Amy Sanderson, MD, an intensivist at Boston Children’s Hospital, has done a survey with physicians and nurses practicing in oncology, intensive care, and cardiac intensive care. Two thirds of those surveyed agreed that a Do Not Resuscitate (DNR) order should guide decisions made during cardiopulmonary arrest. However, 69 percent reported that after a DNR order is written, the care changes.
Clinicians in Dr. Sanderson’s survey believed that there is a greater focus on comfort care but that there may also be limits set for or withdrawal of other interventions. Confusion develops when goals are inferred from a DNR order and preferences are not understood. Clearly, what is often lacking is a discussion about the goals of care or end of life decisions.
What Gets in the Way?
88 percent of clinicians in this survey reported that they had little or no training during medical or nursing school that would prepare them for end of life discussions.
The parents of pediatric patients also present barriers in the form of unrealistic expectations, limited understanding of prognosis, and lack of readiness to have a discussion.
While it may be true that parents are not ready, isn’t it possible that they are waiting for their health care providers to open the door for the conversation?
The Bigger Picture
While this survey focused on pediatric patients and their families, I wonder if we can extrapolate an application to all patients and their families.
How often is an end of life discussion avoided? How often is there confusion about goals of care? Do families in general have unrealistic expectations for their loved ones or limited understanding of prognosis?
Most importantly, if there is a lack of education about end of life discussion techniques for the pediatric clinicians, why would we assume there has been education provided for the adult clinician?
Are There Answers?
Determining overall goals of care for our patients at any age is essential when recommending or responding to a do not resuscitate order. Every member of the health care team has a need to know what care decisions the patient and/or his family desire in order that they may support those decisions with appropriate interventions or therapies.

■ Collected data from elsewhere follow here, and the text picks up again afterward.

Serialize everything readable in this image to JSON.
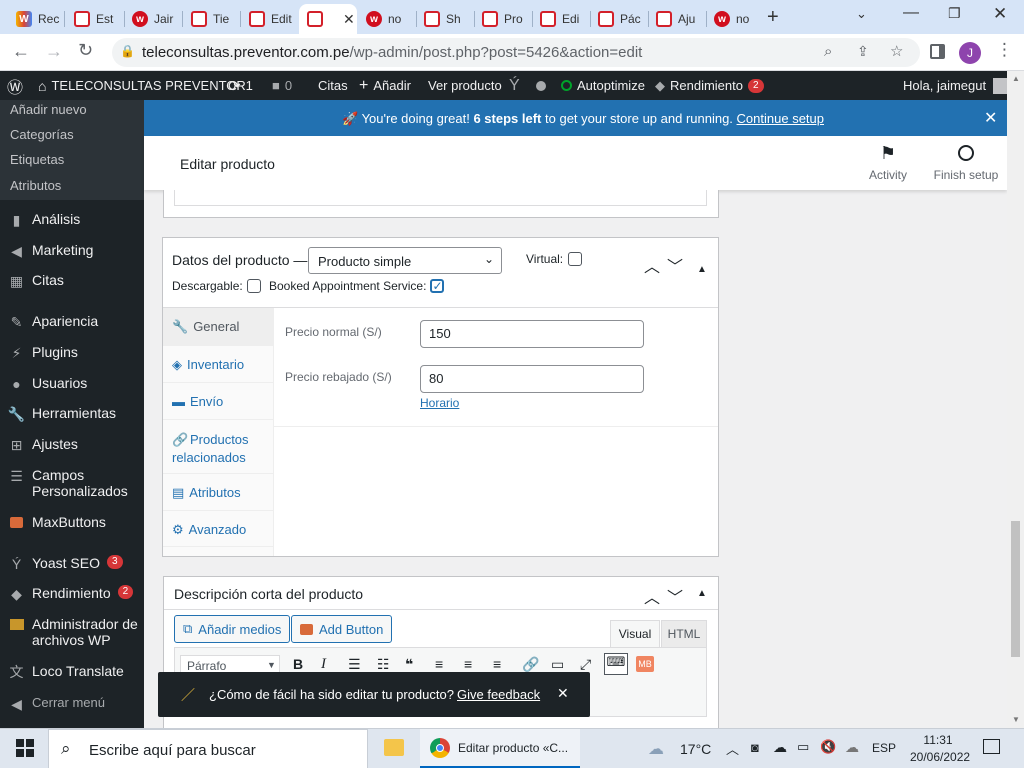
{
  "browser": {
    "tabs": [
      {
        "label": "Rec",
        "icon": "colorful-logo-icon"
      },
      {
        "label": "Est",
        "icon": "preventor-icon"
      },
      {
        "label": "Jair",
        "icon": "red-circle-icon"
      },
      {
        "label": "Tie",
        "icon": "preventor-icon"
      },
      {
        "label": "Edit",
        "icon": "preventor-icon"
      },
      {
        "label": "",
        "icon": "preventor-icon",
        "active": true
      },
      {
        "label": "no",
        "icon": "red-circle-icon"
      },
      {
        "label": "Sh",
        "icon": "preventor-icon"
      },
      {
        "label": "Pro",
        "icon": "preventor-icon"
      },
      {
        "label": "Edi",
        "icon": "preventor-icon"
      },
      {
        "label": "Pác",
        "icon": "preventor-icon"
      },
      {
        "label": "Aju",
        "icon": "preventor-icon"
      },
      {
        "label": "no",
        "icon": "red-circle-icon"
      }
    ],
    "url": "teleconsultas.preventor.com.pe/wp-admin/post.php?post=5426&action=edit",
    "url_domain": "teleconsultas.preventor.com.pe",
    "url_path": "/wp-admin/post.php?post=5426&action=edit",
    "profile_initial": "J"
  },
  "adminbar": {
    "site_name": "TELECONSULTAS PREVENTOR",
    "updates_count": "1",
    "comments_count": "0",
    "citas": "Citas",
    "add_new": "Añadir",
    "view_product": "Ver producto",
    "autoptimize": "Autoptimize",
    "rendimiento": "Rendimiento",
    "rendimiento_badge": "2",
    "greeting": "Hola, jaimegut"
  },
  "sidebar": {
    "submenu": [
      "Añadir nuevo",
      "Categorías",
      "Etiquetas",
      "Atributos"
    ],
    "items": [
      {
        "label": "Análisis",
        "icon": "bar-chart-icon"
      },
      {
        "label": "Marketing",
        "icon": "megaphone-icon"
      },
      {
        "label": "Citas",
        "icon": "calendar-icon"
      },
      {
        "label": "Apariencia",
        "icon": "paintbrush-icon"
      },
      {
        "label": "Plugins",
        "icon": "plug-icon"
      },
      {
        "label": "Usuarios",
        "icon": "user-icon"
      },
      {
        "label": "Herramientas",
        "icon": "wrench-icon"
      },
      {
        "label": "Ajustes",
        "icon": "settings-sliders-icon"
      },
      {
        "label": "Campos Personalizados",
        "icon": "table-icon"
      },
      {
        "label": "MaxButtons",
        "icon": "maxbuttons-icon"
      },
      {
        "label": "Yoast SEO",
        "icon": "yoast-icon",
        "badge": "3"
      },
      {
        "label": "Rendimiento",
        "icon": "gauge-icon",
        "badge": "2"
      },
      {
        "label": "Administrador de archivos WP",
        "icon": "folder-icon"
      },
      {
        "label": "Loco Translate",
        "icon": "translate-icon"
      },
      {
        "label": "Cerrar menú",
        "icon": "collapse-icon"
      }
    ]
  },
  "notice": {
    "prefix": "You're doing great!",
    "bold": "6 steps left",
    "suffix": "to get your store up and running.",
    "link": "Continue setup"
  },
  "header": {
    "title": "Editar producto",
    "activity": "Activity",
    "finish_setup": "Finish setup"
  },
  "product_data": {
    "title": "Datos del producto —",
    "type_selected": "Producto simple",
    "virtual_label": "Virtual:",
    "virtual_checked": false,
    "downloadable_label": "Descargable:",
    "downloadable_checked": false,
    "booked_label": "Booked Appointment Service:",
    "booked_checked": true,
    "tabs": [
      {
        "label": "General",
        "icon": "wrench-icon",
        "active": true
      },
      {
        "label": "Inventario",
        "icon": "tag-icon"
      },
      {
        "label": "Envío",
        "icon": "truck-icon"
      },
      {
        "label": "Productos relacionados",
        "icon": "link-icon"
      },
      {
        "label": "Atributos",
        "icon": "list-icon"
      },
      {
        "label": "Avanzado",
        "icon": "gear-icon"
      }
    ],
    "regular_price_label": "Precio normal (S/)",
    "regular_price": "150",
    "sale_price_label": "Precio rebajado (S/)",
    "sale_price": "80",
    "schedule_link": "Horario"
  },
  "short_description": {
    "title": "Descripción corta del producto",
    "add_media": "Añadir medios",
    "add_button": "Add Button",
    "tab_visual": "Visual",
    "tab_html": "HTML",
    "format_select": "Párrafo"
  },
  "feedback": {
    "question": "¿Cómo de fácil ha sido editar tu producto?",
    "link": "Give feedback"
  },
  "taskbar": {
    "search_placeholder": "Escribe aquí para buscar",
    "chrome_window": "Editar producto «C...",
    "temperature": "17°C",
    "language": "ESP",
    "time": "11:31",
    "date": "20/06/2022"
  }
}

Until education for clinicians includes adequate instruction concerning patient and family end of life discussions, it becomes incumbent upon each facility or health care system to provide this education as part of their orientation and training.
We Must Do Better
To quote Dr. Sanderson, “While there have been advances in palliative care and communication skills training, we can do better. We must do better for the sake of our most vulnerable patients and their families.”